Example – She had an amiable personality, always ready with a kind word and a smile

Use – So if you have a friend who is always warm, friendly and good natured, you can surely call them amiable

Other words you can use to describe good natured, friendly

 

  1. Unflappable (adj)

Meaning – Being calm even in a crisis. Someone who won’t get worried, nervous or even angry in a difficult situation

Example – Even in these days of lock down when everyone is feeling the pressure on revenues, Joe remains unflappable 

Root – the word flap means the rapid movement of a bird’s wings and also means to be agitated or panicky. Like a bird caught in a cage, will keep flapping her wings. Unflappable is used for someone who does not flap easily i.e. does not get excited easily.

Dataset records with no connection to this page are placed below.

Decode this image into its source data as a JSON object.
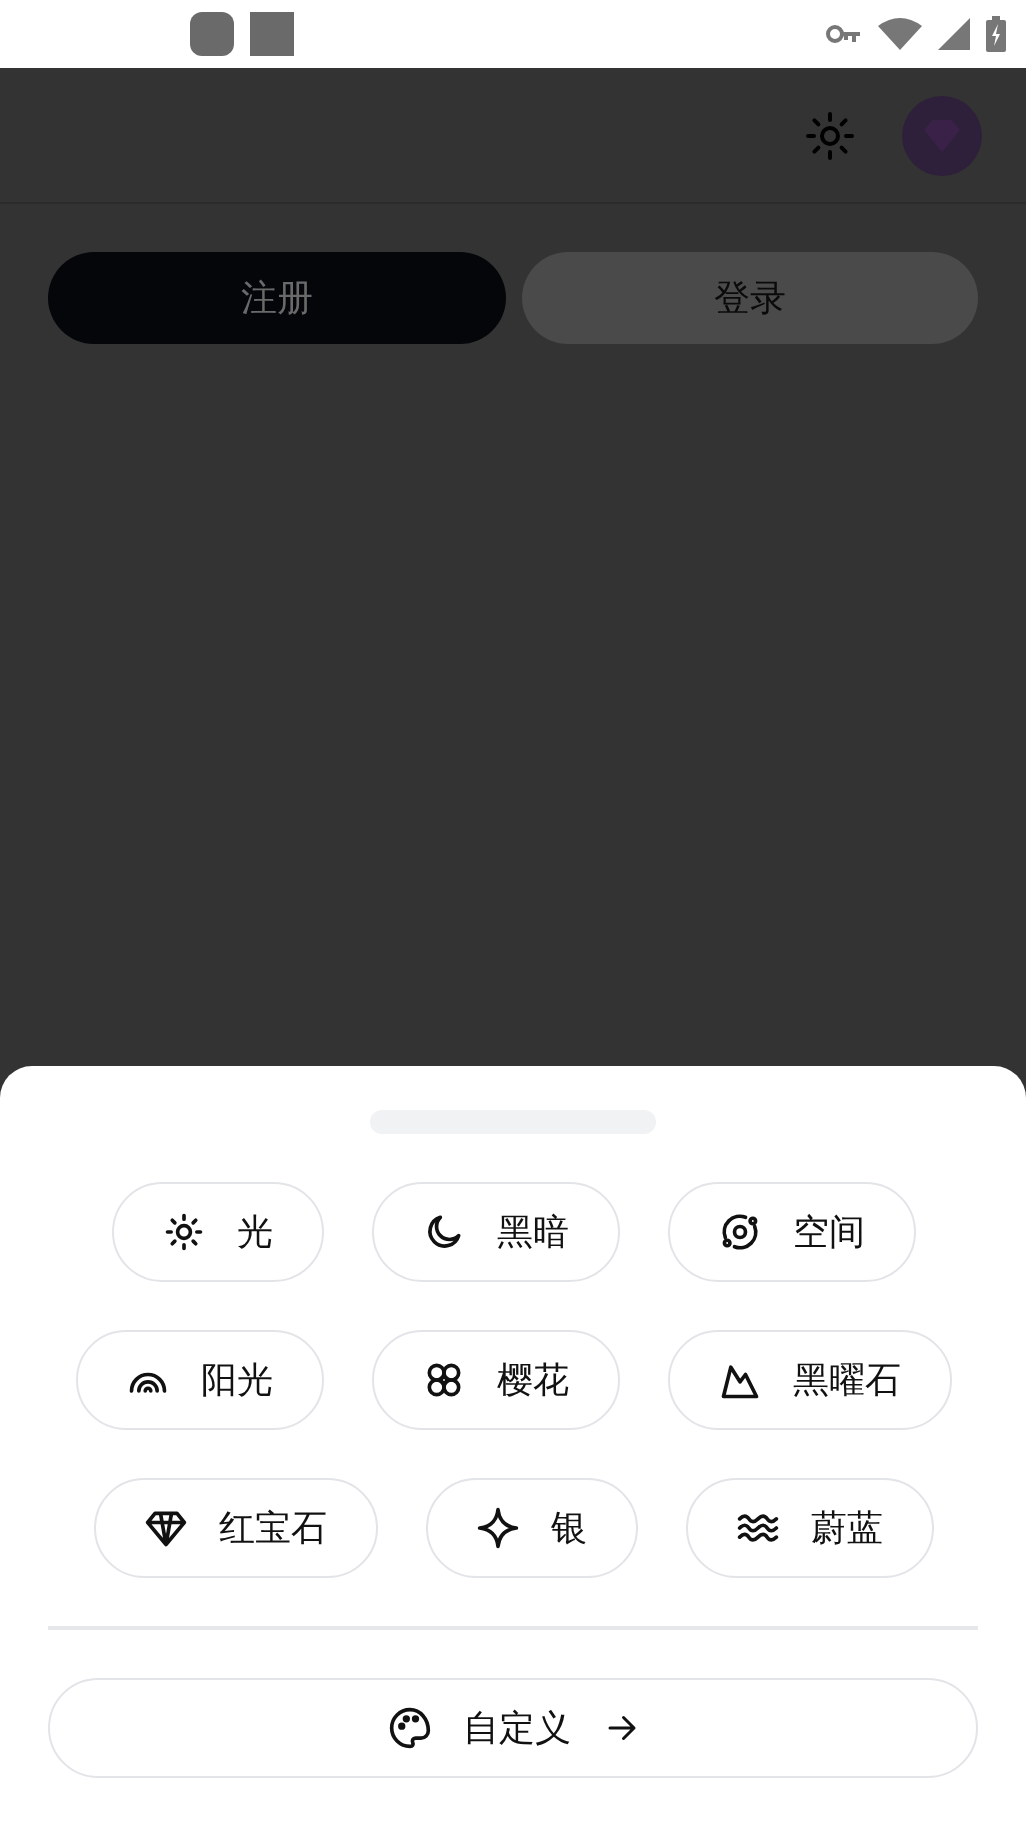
{
  "tabs": [
    {
      "label": "注册",
      "selected": true
    },
    {
      "label": "登录",
      "selected": false
    }
  ],
  "theme_sheet": {
    "rows": [
      [
        {
          "label": "光",
          "kind": "sun"
        },
        {
          "label": "黑暗",
          "kind": "moon"
        },
        {
          "label": "空间",
          "kind": "orbit"
        }
      ],
      [
        {
          "label": "阳光",
          "kind": "rainbow"
        },
        {
          "label": "樱花",
          "kind": "flower"
        },
        {
          "label": "黑曜石",
          "kind": "mountain"
        }
      ],
      [
        {
          "label": "红宝石",
          "kind": "gem"
        },
        {
          "label": "银",
          "kind": "sparkle"
        },
        {
          "label": "蔚蓝",
          "kind": "waves"
        }
      ]
    ],
    "custom_button": {
      "label": "自定义"
    }
  }
}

Example – With four runs to score of the last ball and the crowd standing on their feet, the batsman displayed an unflappable calm and took his team to victory.

Use – if your friend can remain calm in pressure situations you can say to them – your unflappable demeanour gives me confidence

Other words you can use instead of unflappable are ‘as cool as a cucumber’ or sang froid (san fwa)

 

  1. Persistent

Meaning – Persistent people never give up. Even when the odds are stacked against them, they work tirelessly until the goal is achieved. Persistence is the ability to stick with something. 

Example – If you practice the violin for over a year in order to play “Twinkle, Twinkle, Little Star” perfectly, that’s persistence!

Root  – Latin verb persistere which means “to continue with strength.”

Example – The persistent salesman refused to give up

Use – If you find someone who keeps going at something without giving up you can say – She can be very persistent when she wants something.